荷の郷、微山

京杭大運河を南へ進むと、魯南丘陵を抜け、広大で澄んだ湖水が眼前に広がる。ここは山東省済寧市微山県に位置する微山湖である。中国北部最大の淡水湖として、微山湖は「一泓の清水、北上し続ける」という使命を担い、この土地の営みの秘密を秘めている。

微山島鎮の百荷生態モデル基地には、数十ムー(約6.6ヘクタール)の蓮の池が水辺に広がっている。ここには100種類以上の蓮が導入され、夏の蓮と秋の蓮に分かれており、10月末になっても蓮の花を鑑賞することができる。観賞用だけでなく、発達した根と重なり合う茎や葉を持つ蓮は、水質浄化と湖の生態保全という役割を静かに担っている。湖域の生態治理において、柔らかくも強靭な力となっている。

20世紀末、湖岸には工場が林立し、大量の工業廃水が排出された。
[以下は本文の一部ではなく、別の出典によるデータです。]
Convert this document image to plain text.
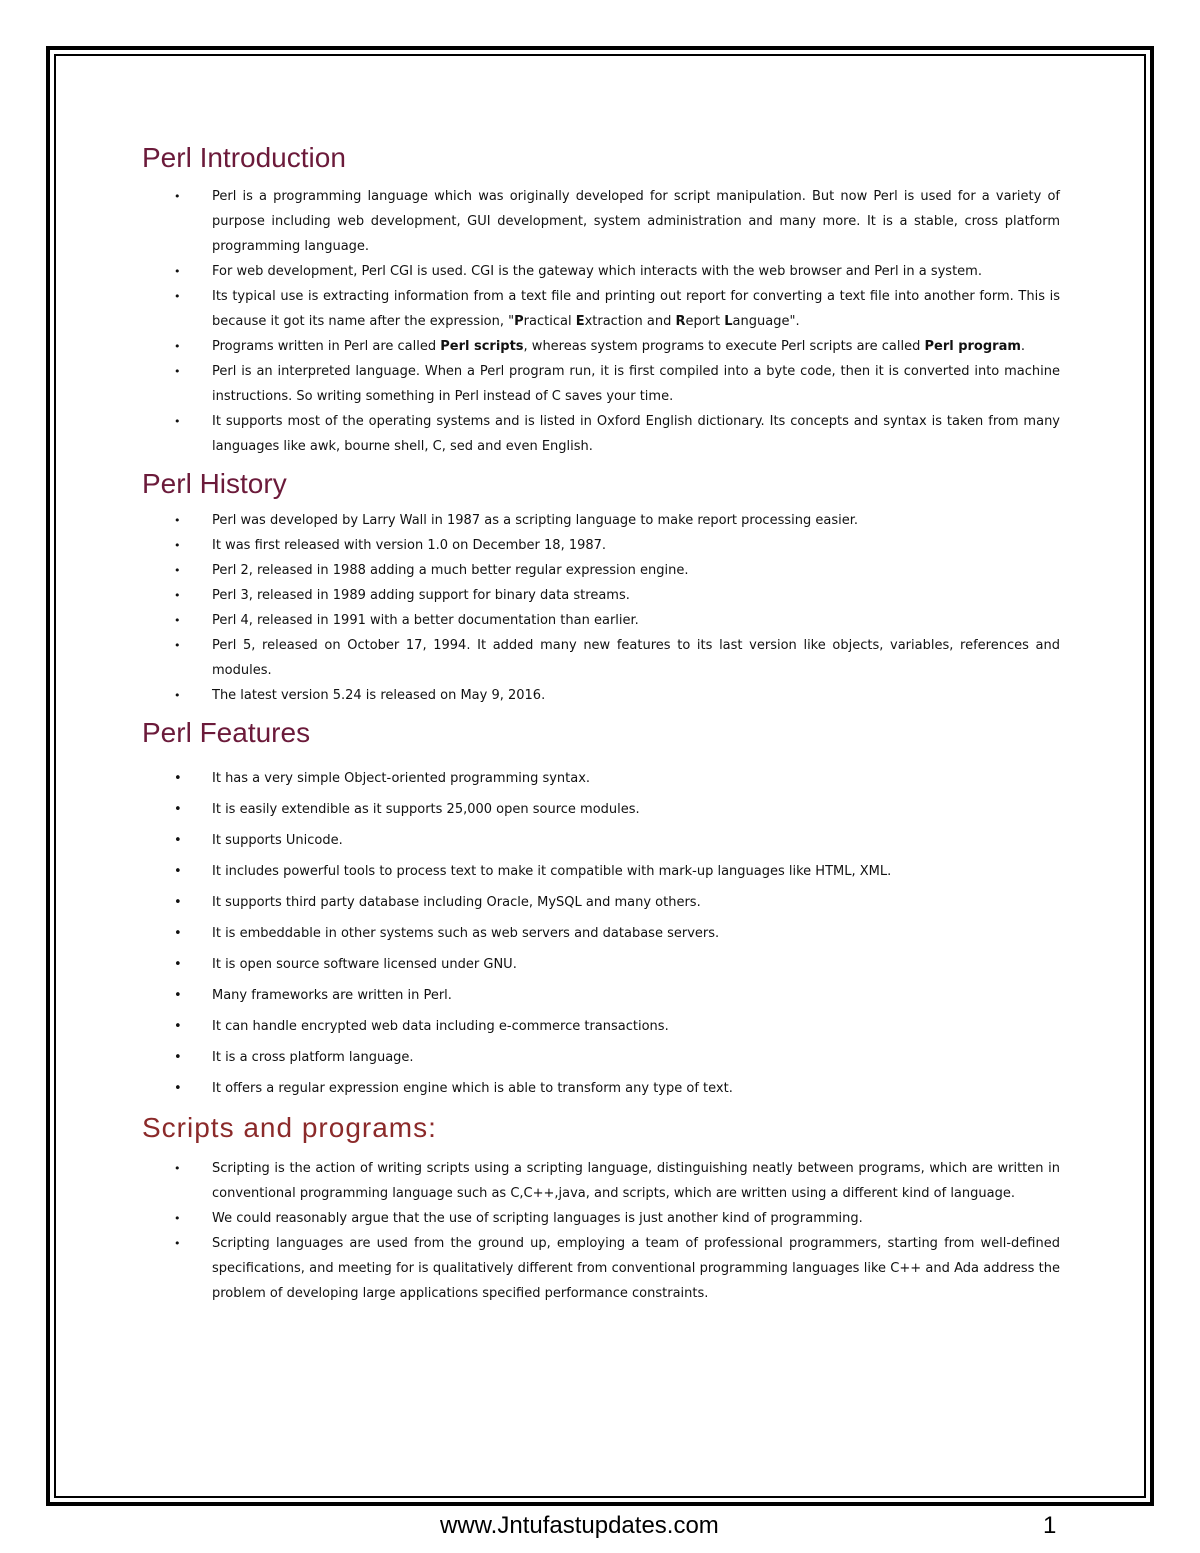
Perl Introduction
• Perl is a programming language which was originally developed for script manipulation. But now Perl is used for a variety of purpose including web development, GUI development, system administration and many more. It is a stable, cross platform programming language.
• For web development, Perl CGI is used. CGI is the gateway which interacts with the web browser and Perl in a system.
• Its typical use is extracting information from a text file and printing out report for converting a text file into another form. This is because it got its name after the expression, "Practical Extraction and Report Language".
• Programs written in Perl are called Perl scripts, whereas system programs to execute Perl scripts are called Perl program.
• Perl is an interpreted language. When a Perl program run, it is first compiled into a byte code, then it is converted into machine instructions. So writing something in Perl instead of C saves your time.
• It supports most of the operating systems and is listed in Oxford English dictionary. Its concepts and syntax is taken from many languages like awk, bourne shell, C, sed and even English.
Perl History
• Perl was developed by Larry Wall in 1987 as a scripting language to make report processing easier.
• It was first released with version 1.0 on December 18, 1987.
• Perl 2, released in 1988 adding a much better regular expression engine.
• Perl 3, released in 1989 adding support for binary data streams.
• Perl 4, released in 1991 with a better documentation than earlier.
• Perl 5, released on October 17, 1994. It added many new features to its last version like objects, variables, references and modules.
• The latest version 5.24 is released on May 9, 2016.
Perl Features
• It has a very simple Object-oriented programming syntax.
• It is easily extendible as it supports 25,000 open source modules.
• It supports Unicode.
• It includes powerful tools to process text to make it compatible with mark-up languages like HTML, XML.
• It supports third party database including Oracle, MySQL and many others.
• It is embeddable in other systems such as web servers and database servers.
• It is open source software licensed under GNU.
• Many frameworks are written in Perl.
• It can handle encrypted web data including e-commerce transactions.
• It is a cross platform language.
• It offers a regular expression engine which is able to transform any type of text.
Scripts and programs:
• Scripting is the action of writing scripts using a scripting language, distinguishing neatly between programs, which are written in conventional programming language such as C,C++,java, and scripts, which are written using a different kind of language.
• We could reasonably argue that the use of scripting languages is just another kind of programming.
• Scripting languages are used from the ground up, employing a team of professional programmers, starting from well-defined specifications, and meeting for is qualitatively different from conventional programming languages like C++ and Ada address the problem of developing large applications specified performance constraints.
www.Jntufastupdates.com	1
さらに湖上での網生産により水域が侵食され、かつて数十里にわたって広がっていた蓮の群落は衰退・縮小した。水は澄まず、蓮の花はまばらになり、渡り鳥も姿を消した。かつて鳥が群れをなし、蓮の花が波打つ千年の湖の景色は色あせてしまった。

変化は、深い生態革命から始まった。当地は厳格な汚染対策とシステム的な修復を軸に、流域の総合治理を全面的に推進し、汚染の連鎖を根源から断ち切り、湖の生態を再構築した。企業の閉鎖・移転、湖への河口修復、漁民の漁業撤退による湖の回復など、さまざまな施策が湖岸や湖上で実行された。
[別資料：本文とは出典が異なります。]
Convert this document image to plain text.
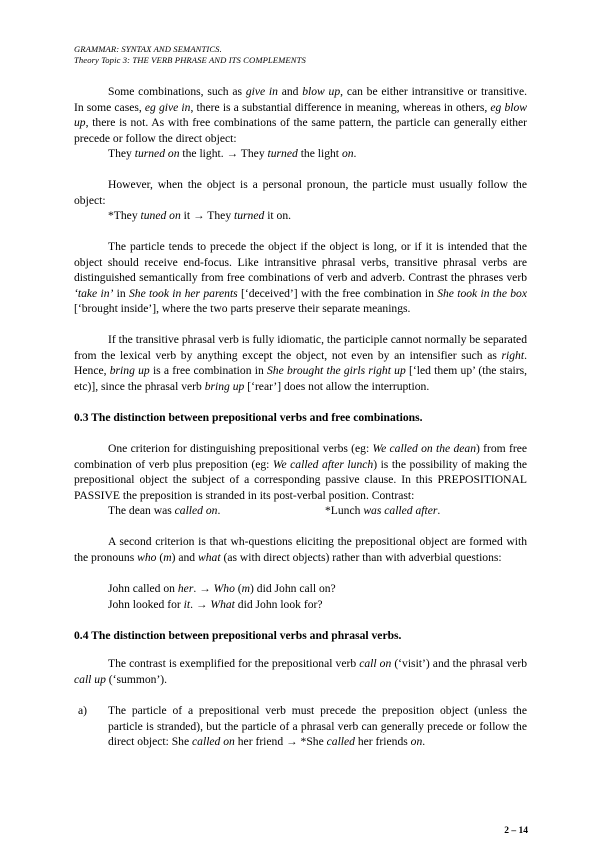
GRAMMAR: SYNTAX AND SEMANTICS.
Theory Topic 3: THE VERB PHRASE AND ITS COMPLEMENTS
Some combinations, such as give in and blow up, can be either intransitive or transitive. In some cases, eg give in, there is a substantial difference in meaning, whereas in others, eg blow up, there is not. As with free combinations of the same pattern, the particle can generally either precede or follow the direct object:
They turned on the light. → They turned the light on.
However, when the object is a personal pronoun, the particle must usually follow the object:
*They tuned on it → They turned it on.
The particle tends to precede the object if the object is long, or if it is intended that the object should receive end-focus. Like intransitive phrasal verbs, transitive phrasal verbs are distinguished semantically from free combinations of verb and adverb. Contrast the phrases verb ‘take in’ in She took in her parents [‘deceived’] with the free combination in She took in the box [‘brought inside’], where the two parts preserve their separate meanings.
If the transitive phrasal verb is fully idiomatic, the participle cannot normally be separated from the lexical verb by anything except the object, not even by an intensifier such as right. Hence, bring up is a free combination in She brought the girls right up [‘led them up’ (the stairs, etc)], since the phrasal verb bring up [‘rear’] does not allow the interruption.
0.3 The distinction between prepositional verbs and free combinations.
One criterion for distinguishing prepositional verbs (eg: We called on the dean) from free combination of verb plus preposition (eg: We called after lunch) is the possibility of making the prepositional object the subject of a corresponding passive clause. In this PREPOSITIONAL PASSIVE the preposition is stranded in its post-verbal position. Contrast:
The dean was called on.	*Lunch was called after.
A second criterion is that wh-questions eliciting the prepositional object are formed with the pronouns who (m) and what (as with direct objects) rather than with adverbial questions:
John called on her. → Who (m) did John call on?
John looked for it. → What did John look for?
0.4 The distinction between prepositional verbs and phrasal verbs.
The contrast is exemplified for the prepositional verb call on (‘visit’) and the phrasal verb call up (‘summon’).
a) The particle of a prepositional verb must precede the preposition object (unless the particle is stranded), but the particle of a phrasal verb can generally precede or follow the direct object: She called on her friend → *She called her friends on.
2 – 14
蓮は水を選んで咲き、鳥は住みかを選んで降り立つ。長い間沈黙していた野生の紅蓮が徐々に蘇り、蓮の群落の復活が微山湖の水生生態を再構築し、無数の生き物に安住の場を提供した。毎年約10万羽の渡り鳥がここで立ち寄り、越冬し、子孫を残している。花びらの開閉、翼の羽ばたきは、この水域への誠実な「生態の投票」となっている。

観光客にとって蓮の花は目を楽しませる景色だが、湖辺の人々にとっては目に見え、手に触れる豊かな暮らしである。良好な生態が特色ある産業の土台を築いた。微山湖の湖畔にある碧荷春生物科技有限公司の生産工場では、新鮮なハスの葉が気泡洗浄、蒸気殺青、揉み整形、乾燥・香り付けの工程を経て、ハスの葉茶やハスの葉酵素などの製品に加工され、年間生産額は上昇を続けている。
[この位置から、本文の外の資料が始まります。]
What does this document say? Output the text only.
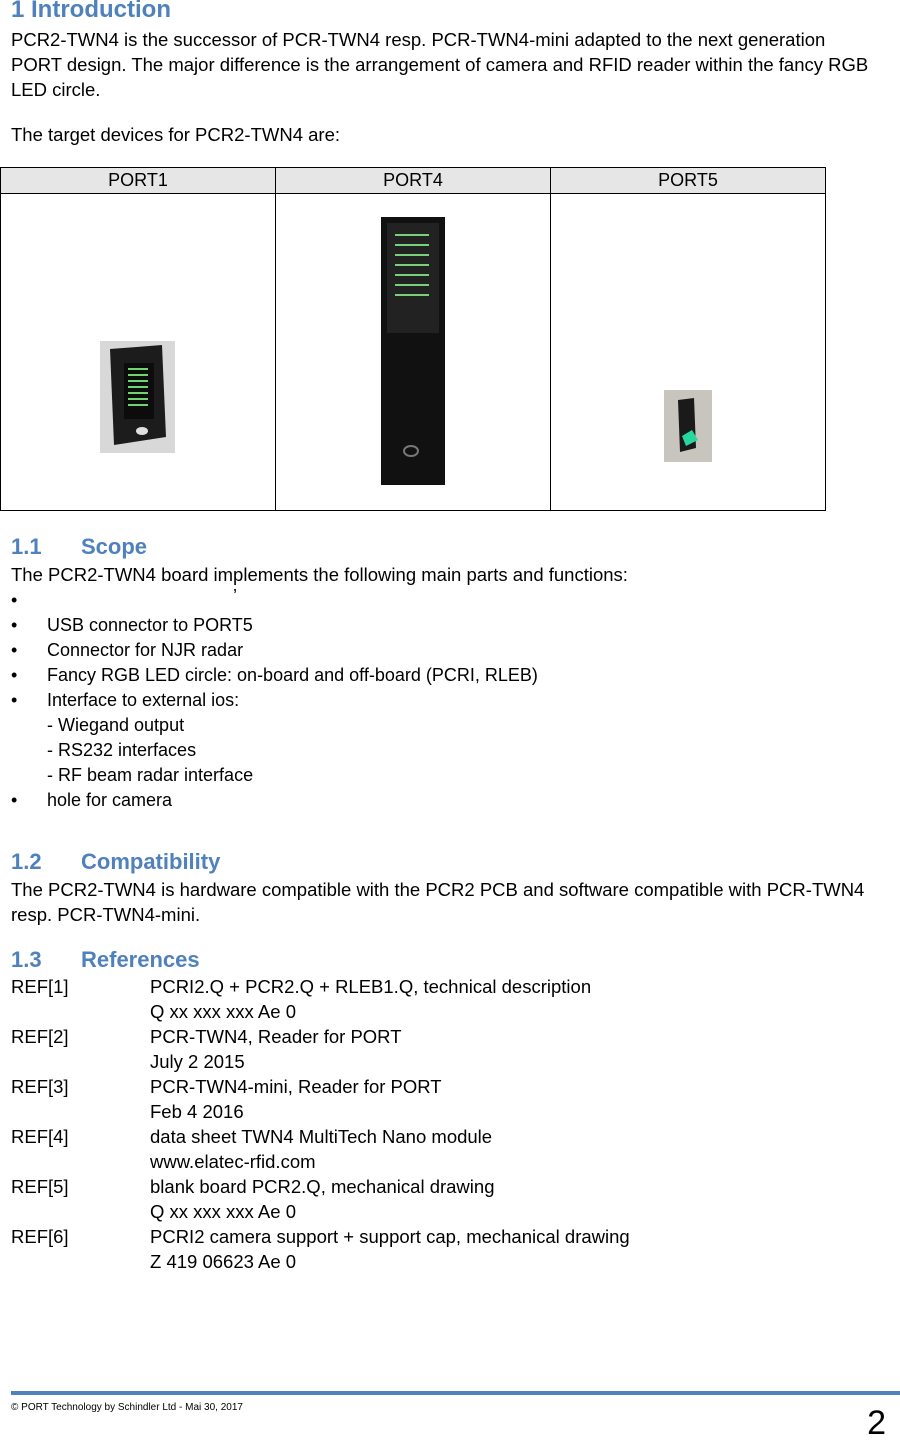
1 Introduction

PCR2-TWN4 is the successor of PCR-TWN4 resp. PCR-TWN4-mini adapted to the next generation PORT design. The major difference is the arrangement of camera and RFID reader within the fancy RGB LED circle.

The target devices for PCR2-TWN4 are:

PORT1	PORT4	PORT5

1.1 Scope

The PCR2-TWN4 board implements the following main parts and functions:

•	’
• USB connector to PORT5
• Connector for NJR radar
• Fancy RGB LED circle: on-board and off-board (PCRI, RLEB)
• Interface to external ios:
- Wiegand output
- RS232 interfaces
- RF beam radar interface
• hole for camera
1.2 Compatibility

The PCR2-TWN4 is hardware compatible with the PCR2 PCB and software compatible with PCR-TWN4 resp. PCR-TWN4-mini.

1.3 References
REF[1]	PCRI2.Q + PCR2.Q + RLEB1.Q, technical description
Q xx xxx xxx Ae 0
REF[2]	PCR-TWN4, Reader for PORT
July 2 2015
REF[3]	PCR-TWN4-mini, Reader for PORT
Feb 4 2016
REF[4]	data sheet TWN4 MultiTech Nano module
www.elatec-rfid.com
REF[5]	blank board PCR2.Q, mechanical drawing
Q xx xxx xxx Ae 0
REF[6]	PCRI2 camera support + support cap, mechanical drawing
Z 419 06623 Ae 0
© PORT Technology by Schindler Ltd - Mai 30, 2017	2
「微山湖の澄んだ湖水と広大なハスの花畑があるからこそ、広東からここに来て投資する決心をした」と碧荷春の曹向陽総経理は語る。微山湖の優れた生態資源を活かし、当地はハスを活用した特色産業を深く掘り下げ、碧荷春や荷香源食品などの企業の品質向上を支援している。原料の採取から工程管理、製品の品質検査までの一貫した品質管理体制を構築し、ハスを規格化・ブランド化された特色農産物へと変えている。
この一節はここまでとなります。